Der Präsident des BKA, Holger Münch, hat in der vergangenen Woche noch einmal betont, wie wichtig es sei, bei Terrorismus und schwerer Kriminalität die verschlüsselte Kommunikation überwachen zu können. Wieviel soll denn Ihres Erachtens verfassungsrechtlich vom Staatstrojaner übrigbleiben?
Ich halte es für möglich, sowohl die Quellen-TKÜ als auch die Online-Dursuchung für den repressiven Bereich verfassungskonform auszugestalten – aber gerade das hat der Gesetzgeber bisher nicht verfassungsgemäß getan. Bei der Online-Durchsuchung sollte man sich prinzipiell die Frage stellen, ob es diese gravierend in die Freiheitsrechte eingreifende Überwachungsmaßnahme überhaupt zur Strafverfolgung geben soll. Schließlich geht es hier anders als im Falle der Gefahrenabwehr nicht darum, ein Rechtsgut zu retten. Das Strafrecht kommt hierfür immer zu spät.

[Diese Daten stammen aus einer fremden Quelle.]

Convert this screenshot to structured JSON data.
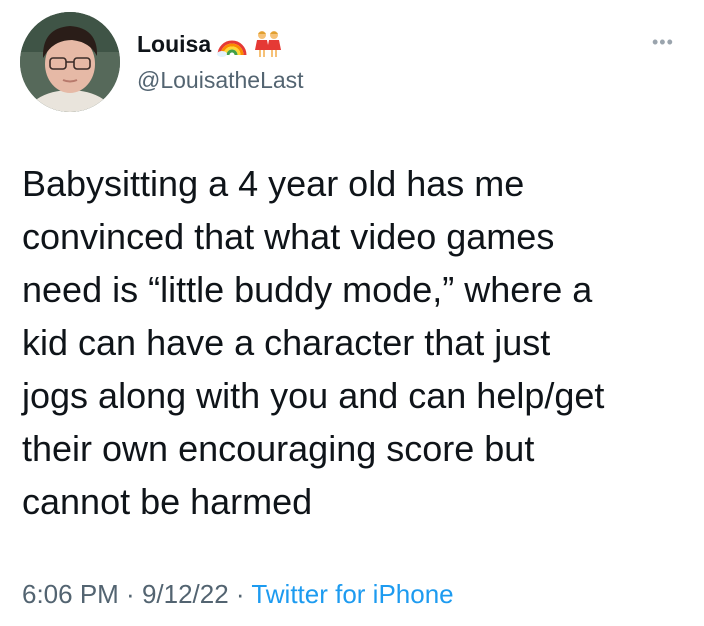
{
  "author": {
    "display_name": "Louisa",
    "handle": "@LouisatheLast",
    "name_emojis": [
      "rainbow-icon",
      "two-women-holding-hands-icon"
    ]
  },
  "menu": {
    "more_label": "•••"
  },
  "tweet": {
    "lines": [
      "Babysitting a 4 year old has me",
      "convinced that what video games",
      "need is “little buddy mode,” where a",
      "kid can have a character that just",
      "jogs along with you and can help/get",
      "their own encouraging score but",
      "cannot be harmed"
    ]
  },
  "meta": {
    "time": "6:06 PM",
    "sep1": " · ",
    "date": "9/12/22",
    "sep2": " · ",
    "source": "Twitter for iPhone"
  },
  "colors": {
    "text": "#0f1419",
    "secondary": "#536471",
    "link": "#1d9bf0"
  }
}
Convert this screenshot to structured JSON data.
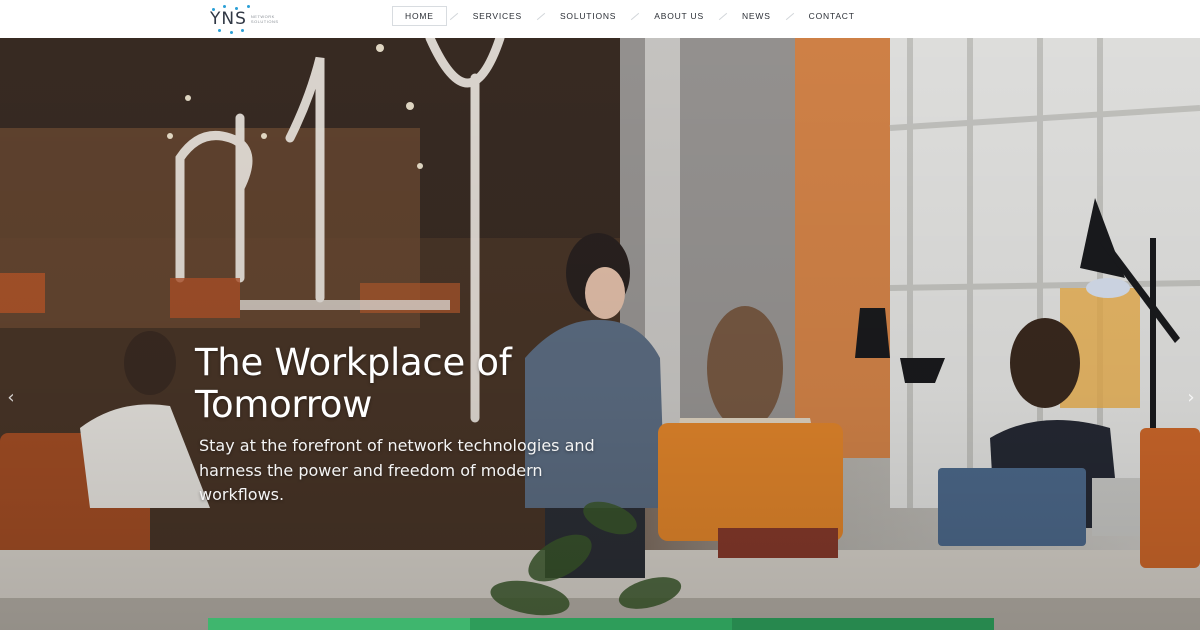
{
  "logo": {
    "mark": "YNS",
    "subtitle_line1": "NETWORK",
    "subtitle_line2": "SOLUTIONS",
    "accent": "#2a9fd6"
  },
  "nav": {
    "items": [
      {
        "label": "HOME",
        "active": true
      },
      {
        "label": "SERVICES",
        "active": false
      },
      {
        "label": "SOLUTIONS",
        "active": false
      },
      {
        "label": "ABOUT US",
        "active": false
      },
      {
        "label": "NEWS",
        "active": false
      },
      {
        "label": "CONTACT",
        "active": false
      }
    ]
  },
  "hero": {
    "title_line1": "The Workplace of",
    "title_line2": "Tomorrow",
    "subtitle": "Stay at the forefront of network technologies and harness the power and freedom of modern workflows.",
    "prev_arrow": "‹",
    "next_arrow": "›"
  },
  "bottom_bar": {
    "colors": [
      "#3fb66e",
      "#2e9d5a",
      "#27884e"
    ]
  },
  "icons": {
    "prev": "chevron-left-icon",
    "next": "chevron-right-icon"
  }
}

Die Justizministerkonferenz hat im Juni 2018 in Eisenach einen Beschluss gefasst, wonach "die derzeit zulässigen Möglichkeiten zur Aufbringung der Software … mit erheblichen rechtlichen und tatsächlichen Problemen behaftet sind". Sie fordert deshalb, ein neues gesetzliches Betretungsrecht zu schaffen, um den Trojaner aufzuspielen. Inwiefern bereiten heimliche Maßnahmen wie die Online-Durchsuchung hier weiteren heimlichen Maßnahmen den Weg?
Das von Ihnen genannte Beispiel zeigt, wohin die Einführung der Online-Durchsuchung führt. Wenn heimlich in eine Wohnung eingebrochen werden darf, um Veränderungen an einem Computer vorzunehmen, dann erreicht das eine neue Qualität. Das erinnert an totalitäre Regime und Sabotageakte zwielichtiger Geheimdienste. Es wäre ein weiterer großer Verlust an Freiheit.
Herr Dr. Gazeas, wir danken Ihnen für das Gespräch.
Dr. Nikolaos Gazeas LL.M. ist Rechtsanwalt und Strafverteidiger in Köln und Partner der auf das Wirtschaftsstrafrecht und internationale Strafrecht spezialisierten Kanzlei GAZEAS. Er ist zudem Lehrbeauftragter der Universität zu Köln. In dem Verfassungsbeschwerdeverfahren vertritt er die Bundestagsabgeordneten der FDP (u.a. Christian Lindner, Dr. Marco Buschmann, Wolfgang Kubicki) sowie die drei bekannten Liberalen Sabine Leutheusser-Schnarrenberger, Gerhart Baum und Dr. Burkhard Hirsch.